If someone were to ask me if I’d rather live a long life or die young, of course I’d say that I was to stick around. But sitting here staring at the faces of authors in my literary encyclopedia, both modern and historic, from all around the world, I think to myself, “I wouldn’t want to live too long.” All these authors who died young are forever memorialized as beautifully youthful people in their portraits, but the “standard” photo for a lot of the guys who lived to be old is a picture of them just before their death.

The depictions of guys like Arthur Rimbaud and Pushkin are forever young and full of life. Compare that to Tolstoy or Naoya Shiga who come off as old men from their pictures. “Who’s Naoya Shiga?,” you think, trying to put a face to the name. “Oh yeah, that old bald dude from that one textbook.” Right? Put yourself in their shoes. You’d want to shout back, “Print a young picture of me for once, wouldn’t ya?
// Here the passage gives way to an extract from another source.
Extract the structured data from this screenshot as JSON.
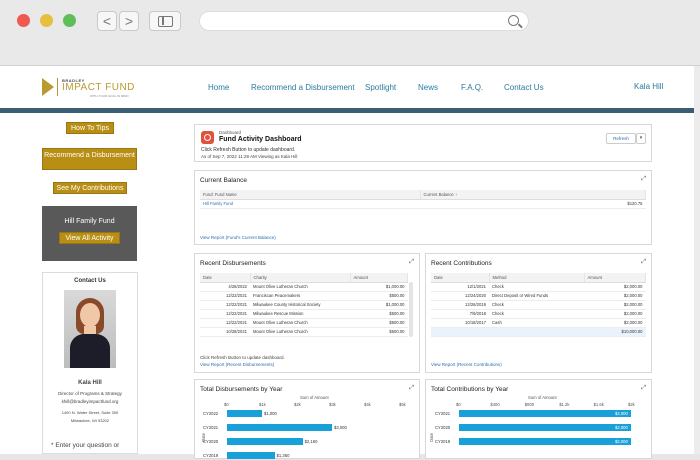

I wasn’t an old man my whole life, ya know!” But there is no talking from the grave (as far as I know). Their well known portraits will forever be of them as old men, bald and wrinkled.

There are professional photographers outside of Japan who specialize in taking portraits of authors. It gives a new mean to the term “specialist” – they will only photograph authors, nobody else. They make their living by filing away their film negatives and then provided them to publishers by request. Jerry Bauer and Marion Ettlinger are two of the most prominent author portrait specialists. I’ve had my picture taken by both of them, and I get it. They truly are specialists. It’s a weird comparison, but it’s sort of like going to a really good dentist.

Marion Ettlinger took a black and white photographer of Raymond Carver in a New York studio shortly before his death, and that photo is the “standard” one you always see when there’s a picture of Carver. That one’s different than the ones in my literary encyclopedia. It’s full of meaning. It bursts from the page with that unmistakable energy of an author in the prime of his career.

I’d hate to diligently live this healthy life and make it to the ripe old age of 96 just to have people try to remember who I was and think, “Haruki Murakami? That old decrepit guy?” But I don’t really want to die young either. What a pickle. Grumble, grumble.